Sheng Hua (born in 1953) was appraised as the first wave of Chinese National Experts with Outstanding Contributions in 1986. Other titles include: Incumbent Executive Vice President of China Overseas Chinese Merchants Federation; Vice Chairman of Beijing Overseas Chinese Federation; Vice President of China Economic System Reform Research Association; Senior Professor of Humanities and Social Sciences of Southeast University; Dean of National Development and Policy Research Institute of Southeast University; Economic Management of Southeast University Honorary Dean of the College; Professor of Dong Fuzhen Institute of Economic and Social Development of Wuhan University; Director of Academic Committee; Member of the Expert Advisory Committee of the Leading Group of the State Council on Deepening the Reform of the Medical and Health System.
Professor Hua is one of the main proposers and promoters of three important reforms (dual price system, state-owned asset system, and split share structure reform) that affect China's economic reform process. In September 1984, at the first National Conference on Youth Economic Work, he was introduced to fame by the State Council for proposing the idea of a double-track price reform with his peers. In mid-1985, a research team led by Professor Hua innovatively proposed the establishment of the State-owned Assets Management Bureau, the establishment of a state-owned asset management system, the recruitment of corporate managers and the implementation of the asset management responsibility system reform plan. After reporting to the State Council, the proposal was organized throughout the country as a pilot project, which lead to the establishment of China's first state-owned asset management bureau in 1988. In February 1998, he first raised the issue of the reforming A-share market inclusion rights and the split of shares, arguing that the Chinese stock market needs to rectify system deficiencies, redefine property rights and use non-tradable shares to restore non-tradable shares as soon as possible. In 2005, the central government successfully initiated a shareholding reform.

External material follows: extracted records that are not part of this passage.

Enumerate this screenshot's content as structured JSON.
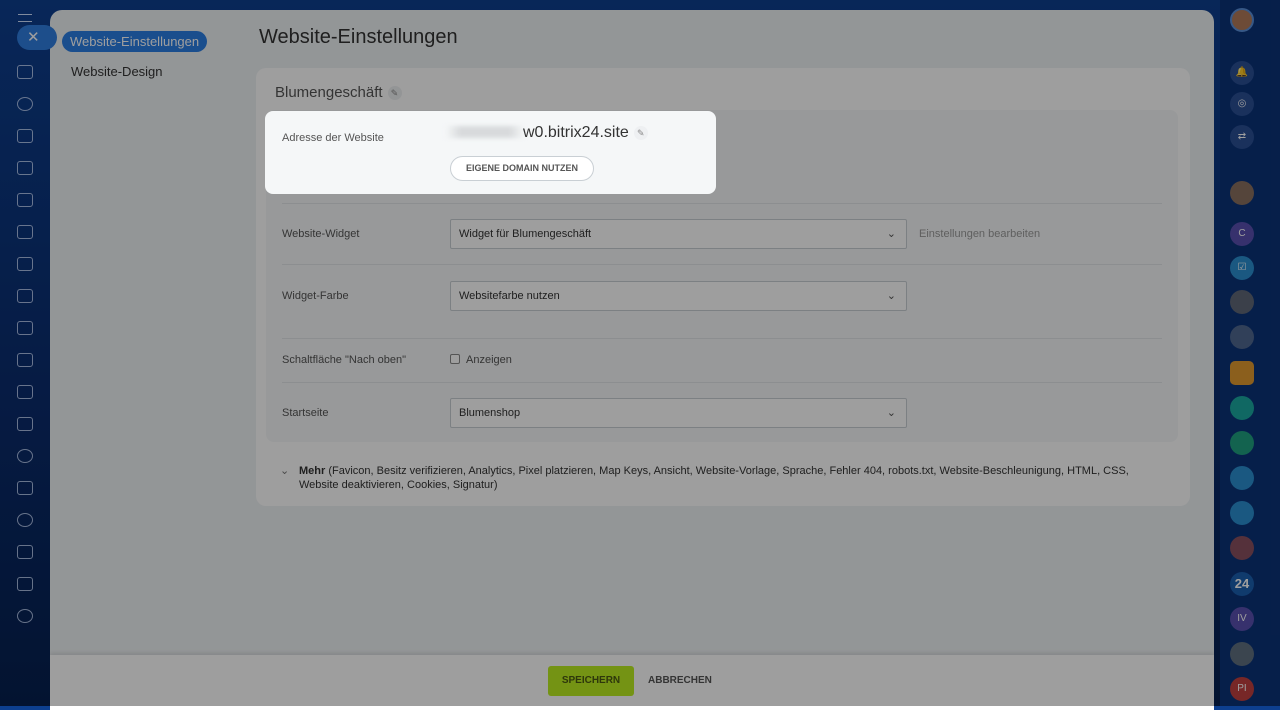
{
  "nav": {
    "items": [
      {
        "label": "Website-Einstellungen",
        "active": true
      },
      {
        "label": "Website-Design"
      }
    ]
  },
  "page_title": "Website-Einstellungen",
  "site_name": "Blumengeschäft",
  "address": {
    "label": "Adresse der Website",
    "value": "w0.bitrix24.site",
    "domain_button": "EIGENE DOMAIN NUTZEN"
  },
  "widget": {
    "label": "Website-Widget",
    "value": "Widget für Blumengeschäft",
    "link": "Einstellungen bearbeiten"
  },
  "widget_color": {
    "label": "Widget-Farbe",
    "value": "Websitefarbe nutzen"
  },
  "scroll_top": {
    "label": "Schaltfläche \"Nach oben\"",
    "checkbox_label": "Anzeigen",
    "checked": false
  },
  "start_page": {
    "label": "Startseite",
    "value": "Blumenshop"
  },
  "more": {
    "label": "Mehr",
    "items": "(Favicon, Besitz verifizieren, Analytics, Pixel platzieren, Map Keys, Ansicht, Website-Vorlage, Sprache, Fehler 404, robots.txt, Website-Beschleunigung, HTML, CSS, Website deaktivieren, Cookies, Signatur)"
  },
  "footer": {
    "save": "SPEICHERN",
    "cancel": "ABBRECHEN"
  },
  "rightbar": {
    "badges": [
      "C",
      "24",
      "IV",
      "PI"
    ]
  },
  "colors": {
    "accent": "#2a7ee4",
    "save": "#bbed21"
  }
}
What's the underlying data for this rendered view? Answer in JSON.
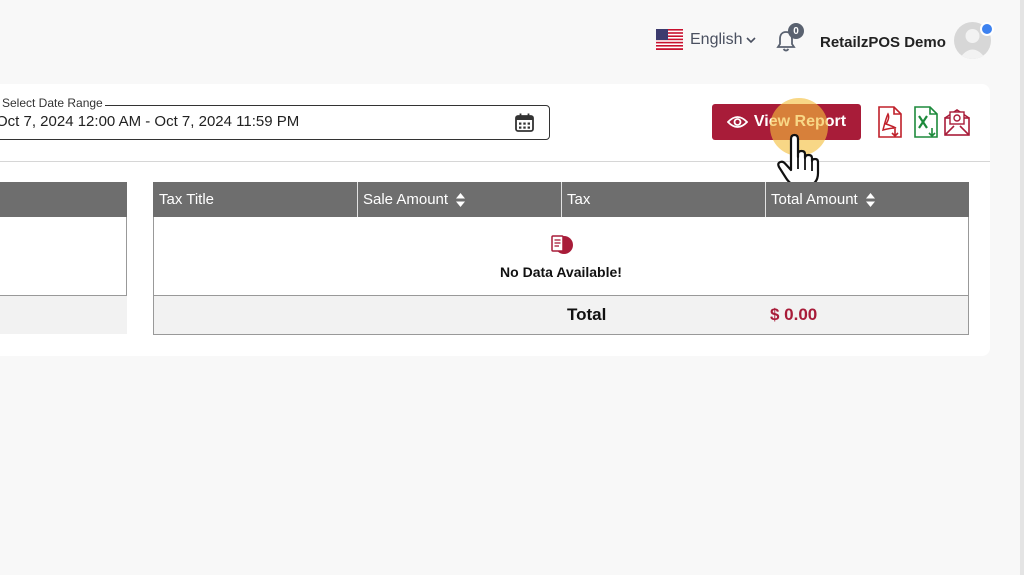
{
  "header": {
    "language": {
      "label": "English",
      "flag_icon": "us-flag-icon"
    },
    "notifications": {
      "icon": "bell-icon",
      "count": "0"
    },
    "user": {
      "name": "RetailzPOS Demo",
      "status_color": "#3d82f0"
    }
  },
  "filters": {
    "date_range": {
      "legend": "Select Date Range",
      "value": "Oct 7, 2024 12:00 AM - Oct 7, 2024 11:59 PM",
      "icon": "calendar-icon"
    }
  },
  "actions": {
    "view_report": {
      "label": "View Report",
      "icon": "eye-icon",
      "color": "#a81c39"
    },
    "exports": [
      {
        "name": "export-pdf-button",
        "icon": "pdf-icon",
        "color": "#c0202a"
      },
      {
        "name": "export-excel-button",
        "icon": "excel-icon",
        "color": "#1d8a3c"
      },
      {
        "name": "export-email-button",
        "icon": "email-icon",
        "color": "#a81c39"
      }
    ]
  },
  "table": {
    "columns": [
      {
        "label": "Tax Title",
        "sortable": false
      },
      {
        "label": "Sale Amount",
        "sortable": true
      },
      {
        "label": "Tax",
        "sortable": false
      },
      {
        "label": "Total Amount",
        "sortable": true
      }
    ],
    "empty_message": "No Data Available!",
    "total_label": "Total",
    "total_value": "$ 0.00"
  }
}
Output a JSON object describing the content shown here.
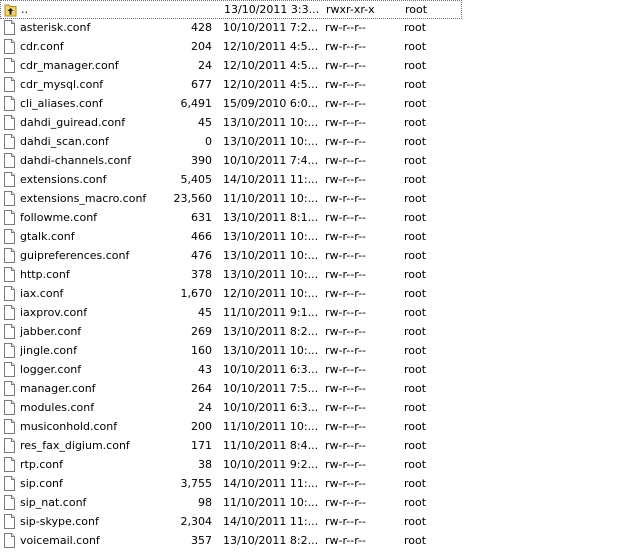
{
  "files": [
    {
      "name": "..",
      "size": "",
      "date": "13/10/2011 3:3...",
      "perms": "rwxr-xr-x",
      "owner": "root",
      "icon": "parent-folder-icon"
    },
    {
      "name": "asterisk.conf",
      "size": "428",
      "date": "10/10/2011 7:2...",
      "perms": "rw-r--r--",
      "owner": "root",
      "icon": "file-icon"
    },
    {
      "name": "cdr.conf",
      "size": "204",
      "date": "12/10/2011 4:5...",
      "perms": "rw-r--r--",
      "owner": "root",
      "icon": "file-icon"
    },
    {
      "name": "cdr_manager.conf",
      "size": "24",
      "date": "12/10/2011 4:5...",
      "perms": "rw-r--r--",
      "owner": "root",
      "icon": "file-icon"
    },
    {
      "name": "cdr_mysql.conf",
      "size": "677",
      "date": "12/10/2011 4:5...",
      "perms": "rw-r--r--",
      "owner": "root",
      "icon": "file-icon"
    },
    {
      "name": "cli_aliases.conf",
      "size": "6,491",
      "date": "15/09/2010 6:0...",
      "perms": "rw-r--r--",
      "owner": "root",
      "icon": "file-icon"
    },
    {
      "name": "dahdi_guiread.conf",
      "size": "45",
      "date": "13/10/2011 10:...",
      "perms": "rw-r--r--",
      "owner": "root",
      "icon": "file-icon"
    },
    {
      "name": "dahdi_scan.conf",
      "size": "0",
      "date": "13/10/2011 10:...",
      "perms": "rw-r--r--",
      "owner": "root",
      "icon": "file-icon"
    },
    {
      "name": "dahdi-channels.conf",
      "size": "390",
      "date": "10/10/2011 7:4...",
      "perms": "rw-r--r--",
      "owner": "root",
      "icon": "file-icon"
    },
    {
      "name": "extensions.conf",
      "size": "5,405",
      "date": "14/10/2011 11:...",
      "perms": "rw-r--r--",
      "owner": "root",
      "icon": "file-icon"
    },
    {
      "name": "extensions_macro.conf",
      "size": "23,560",
      "date": "11/10/2011 10:...",
      "perms": "rw-r--r--",
      "owner": "root",
      "icon": "file-icon"
    },
    {
      "name": "followme.conf",
      "size": "631",
      "date": "13/10/2011 8:1...",
      "perms": "rw-r--r--",
      "owner": "root",
      "icon": "file-icon"
    },
    {
      "name": "gtalk.conf",
      "size": "466",
      "date": "13/10/2011 10:...",
      "perms": "rw-r--r--",
      "owner": "root",
      "icon": "file-icon"
    },
    {
      "name": "guipreferences.conf",
      "size": "476",
      "date": "13/10/2011 10:...",
      "perms": "rw-r--r--",
      "owner": "root",
      "icon": "file-icon"
    },
    {
      "name": "http.conf",
      "size": "378",
      "date": "13/10/2011 10:...",
      "perms": "rw-r--r--",
      "owner": "root",
      "icon": "file-icon"
    },
    {
      "name": "iax.conf",
      "size": "1,670",
      "date": "12/10/2011 10:...",
      "perms": "rw-r--r--",
      "owner": "root",
      "icon": "file-icon"
    },
    {
      "name": "iaxprov.conf",
      "size": "45",
      "date": "11/10/2011 9:1...",
      "perms": "rw-r--r--",
      "owner": "root",
      "icon": "file-icon"
    },
    {
      "name": "jabber.conf",
      "size": "269",
      "date": "13/10/2011 8:2...",
      "perms": "rw-r--r--",
      "owner": "root",
      "icon": "file-icon"
    },
    {
      "name": "jingle.conf",
      "size": "160",
      "date": "13/10/2011 10:...",
      "perms": "rw-r--r--",
      "owner": "root",
      "icon": "file-icon"
    },
    {
      "name": "logger.conf",
      "size": "43",
      "date": "10/10/2011 6:3...",
      "perms": "rw-r--r--",
      "owner": "root",
      "icon": "file-icon"
    },
    {
      "name": "manager.conf",
      "size": "264",
      "date": "10/10/2011 7:5...",
      "perms": "rw-r--r--",
      "owner": "root",
      "icon": "file-icon"
    },
    {
      "name": "modules.conf",
      "size": "24",
      "date": "10/10/2011 6:3...",
      "perms": "rw-r--r--",
      "owner": "root",
      "icon": "file-icon"
    },
    {
      "name": "musiconhold.conf",
      "size": "200",
      "date": "11/10/2011 10:...",
      "perms": "rw-r--r--",
      "owner": "root",
      "icon": "file-icon"
    },
    {
      "name": "res_fax_digium.conf",
      "size": "171",
      "date": "11/10/2011 8:4...",
      "perms": "rw-r--r--",
      "owner": "root",
      "icon": "file-icon"
    },
    {
      "name": "rtp.conf",
      "size": "38",
      "date": "10/10/2011 9:2...",
      "perms": "rw-r--r--",
      "owner": "root",
      "icon": "file-icon"
    },
    {
      "name": "sip.conf",
      "size": "3,755",
      "date": "14/10/2011 11:...",
      "perms": "rw-r--r--",
      "owner": "root",
      "icon": "file-icon"
    },
    {
      "name": "sip_nat.conf",
      "size": "98",
      "date": "11/10/2011 10:...",
      "perms": "rw-r--r--",
      "owner": "root",
      "icon": "file-icon"
    },
    {
      "name": "sip-skype.conf",
      "size": "2,304",
      "date": "14/10/2011 11:...",
      "perms": "rw-r--r--",
      "owner": "root",
      "icon": "file-icon"
    },
    {
      "name": "voicemail.conf",
      "size": "357",
      "date": "13/10/2011 8:2...",
      "perms": "rw-r--r--",
      "owner": "root",
      "icon": "file-icon"
    }
  ],
  "colors": {
    "text": "#000000",
    "background": "#ffffff",
    "focus_border": "#6e6e6e",
    "icon_outline": "#7a7a7a",
    "folder_fill": "#f5d36b",
    "arrow": "#1d1d1d"
  }
}
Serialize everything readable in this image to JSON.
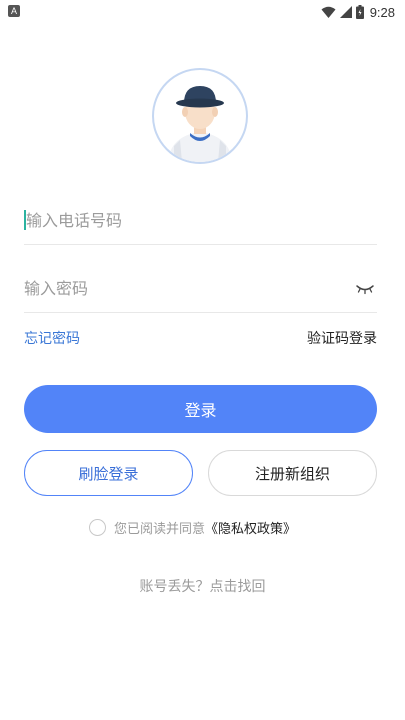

He is widely regarded as one of the most influential economists in the Chinese stock market and has repeatedly sent signals before the stock market turning at the peak or bottom.
In 2008, Professor Watson and his long-term collaborators published a long article again in commemoration of China’s 30 years of reform and opening up, arguing that China ’s institutional reforms in the next 30 years have gradually changed from economic reforms to social and political reforms. The implementation of the national action plan for therural to urban migration has become the central link from economic reform to social reform.
Professor Hua has won the Sun Yefang Economics Award, the first prize of excellent papers of the central state organs, and the China Economic Theory Innovation Award in 2011. In recent years, he has published several monographs including China’s Reform: What Has Been Done Right and What Has Not, The False and True Problems of the Chinese Stock Market, and The Trap of Urbanization Transformation and Land.
After the famous Vanke versus Baoneng Controversy in 2016, he serially published articles Why I do not Support the Opinions of Major Shareholders and Vanke Model: The Controversy of Control and Corporate Governance. The articles gave us a detailed description of the causes and effect of the Vanke dispute, provided unique insights and suggestions on the reform of state-owned enterprises and the governance of listed companies, made a comparative analysis of the corporate governance situation in mainland China and other countries and regions, and proposed suggestions to improve on China’s system design of listed company governance and securities market norms. The core of the debate ultimately comes down to the corporate governance structure and the institutional construction of capital market norms
In 2020, at a crisis time when the Covid-19 pandemic was raging around the world, Professor Hua released a series of analytical articles on China’s epidemic prevention process. Those articles insists on using logic as the guideline, taking the law as the criterion, and using facts as the basis to review the entire process of this extremely difficult, tragic and tenacious war of the epidemic prevention and control in China.